Despite the similar results, and the more-or-less same government that turned up after the Sept. 20 election, I still think that the election has brought significant change. It is just not a change concerning who it is that the people vote for. Instead, it regards the changes of the political parties themselves, especially regarding Syriza. This is why the change is invisible in a simple reading of the election results. More specifically, with Syriza now arguing that the best way to face the crisis is with the help of both the International Monetary Fund (IMF) and the European institutions, it is the first time that the vast majority of Greek people voted for parties which favor a solution to the crisis that would happen through a Memorandum of Understanding (MoU) with Greece’s lenders. To put in numbers, 267 MPs out of 300 in the Greek parliament support, at least in theory, such a solution.
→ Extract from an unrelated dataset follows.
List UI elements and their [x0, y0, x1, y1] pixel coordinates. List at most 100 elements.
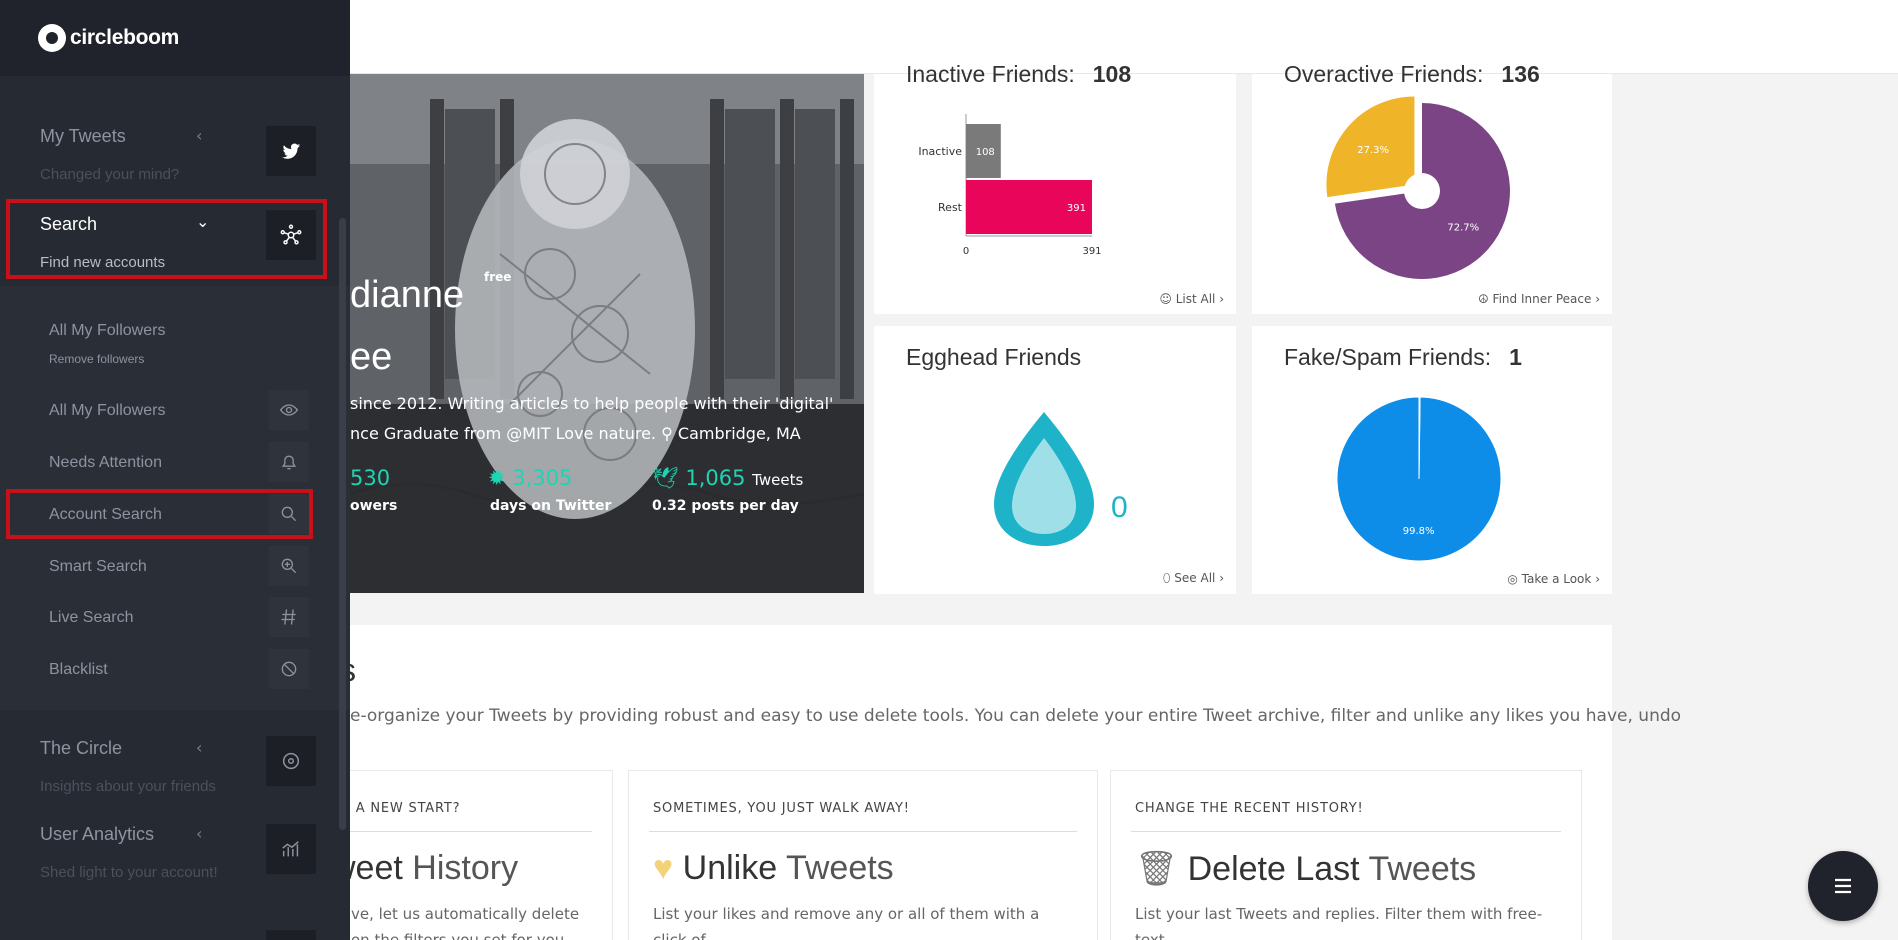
followers-label: owers — [350, 498, 398, 514]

This significant turn presents the country with significant challenges and opportunities. With such a great parliamentary support, the Syriza-led coalition should be able to take the necessary steps to allow the Greek economy to finally exit recession and follow the path to development, as other countries which faced similar challenges did — such as Spain or Portugal. Still there are many, myself included, that are skeptical about whether the Greek Prime Minister Alexis Tsipras will manage to implement all the necessary, and at the same time partly unpopular, reforms. It is not only that he did not seek a coalition to include more parties, which would potentially improve his negotiating position against his European partners. The main suspicion is over his and his party’s commitment to the implementation of the new bailout program and the fact that it is quite limited and yet to be proven.